Fernandes afirma que a principal falha na segurança cometida pelos porteiros é a rotina. De acordo com ele, os profissionais aprendem quais são os procedimentos corretos para a segurança, mas no dia-a-dia acham que nada pode acontecer. Um exemplo são os fornecedores, que se tornam conhecidos dos porteiros e moradores e têm acesso livre ao interior do condomínio. Esse é um erro gravíssimo, é o principal erro cometido. O ideal é que o morador recepcione o fornecedor na portaria ou faça agendamento prévio nas suas manutenções nos apartamentos, indique a empresa e se possível os funcionários que vão comparecer, para que o porteiro saiba quem vai fazer a manutenção, explica o especialista.
Porteiro há oito anos, João Lima participou de um curso por iniciativa própria.

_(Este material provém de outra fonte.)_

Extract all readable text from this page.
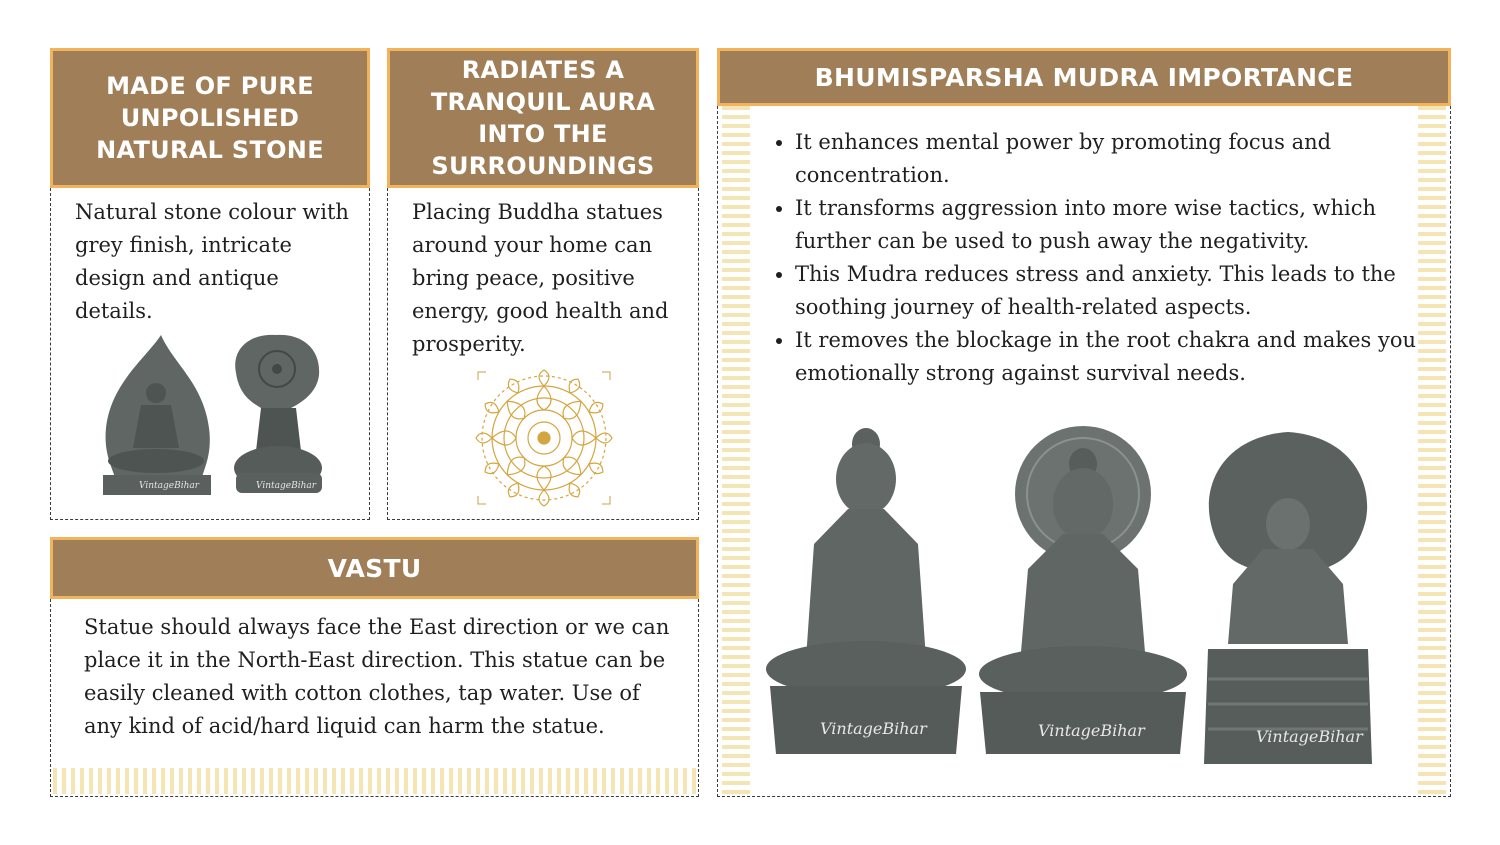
MADE OF PURE UNPOLISHED NATURAL STONE
Natural stone colour with grey finish, intricate design and antique details.
VintageBihar	VintageBihar
RADIATES A TRANQUIL AURA INTO THE SURROUNDINGS
Placing Buddha statues around your home can bring peace, positive energy, good health and prosperity.
VASTU
Statue should always face the East direction or we can place it in the North-East direction. This statue can be easily cleaned with cotton clothes, tap water. Use of any kind of acid/hard liquid can harm the statue.
BHUMISPARSHA MUDRA IMPORTANCE
• It enhances mental power by promoting focus and concentration.
• It transforms aggression into more wise tactics, which further can be used to push away the negativity.
• This Mudra reduces stress and anxiety. This leads to the soothing journey of health-related aspects.
• It removes the blockage in the root chakra and makes you emotionally strong against survival needs.
VintageBihar	VintageBihar	VintageBihar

O interesse inicial era trabalhar na área de hotelaria, mas devido à formalidade exigida, escolheu trabalhar na portaria de condomínios. Há quatro anos encontrou em um prédio no bairro Portão um ambiente de trabalho mais descontraído. Ele acredita que a preocupação com a segurança varia de acordo o perfil do condomínio. Em outros lugares que trabalhei a segurança era paranóica. Aqui não tem problema, o único caso que tive conhecimento foi interno, entre os próprios moradores. Também nunca tivemos problemas com os prestadores de serviço, que são conhecidos e de confiança, conta.

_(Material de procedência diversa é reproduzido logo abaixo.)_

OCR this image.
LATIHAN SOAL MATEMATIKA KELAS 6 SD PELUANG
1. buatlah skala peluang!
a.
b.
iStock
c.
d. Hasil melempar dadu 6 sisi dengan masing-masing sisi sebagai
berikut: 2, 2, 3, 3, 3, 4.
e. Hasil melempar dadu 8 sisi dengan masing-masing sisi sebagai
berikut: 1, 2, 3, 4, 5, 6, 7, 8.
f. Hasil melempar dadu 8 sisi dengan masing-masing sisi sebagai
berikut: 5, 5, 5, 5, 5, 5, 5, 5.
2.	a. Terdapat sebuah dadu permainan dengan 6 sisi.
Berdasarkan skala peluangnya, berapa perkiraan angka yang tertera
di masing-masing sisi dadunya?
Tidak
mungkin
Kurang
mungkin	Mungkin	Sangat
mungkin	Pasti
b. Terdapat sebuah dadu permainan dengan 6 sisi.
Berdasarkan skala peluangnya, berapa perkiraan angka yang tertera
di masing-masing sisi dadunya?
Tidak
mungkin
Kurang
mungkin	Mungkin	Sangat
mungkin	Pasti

Mesmo com a proximidade com os forncedores, o outro porteiro do condomínio, Gilberto Filadelfo, afirma que só entram no local os visitantes autorizados pelos moradores. Senão, não passa da portaria, diz.
No condomínio em que trabalham, a estrutura física facilita o contato imediato entre porteiro e visitantes, que Fernandes considera longe do ideal. O porteiro não deve ter contato próximo com as pessoas e o visitante não pode ter acesso imediato ao condomínio. O porteiro precisa ficar em um local sem contato visual com os visitantes, com uma película e de preferência um vidro blindado. O ideal é que a conversa seja feita por um porteiro eletrônico, diz. Nos casos onde não há este tipo de estrutura, o especialista orienta que o porteiro mantenha distância dos visitantes no contato inicial.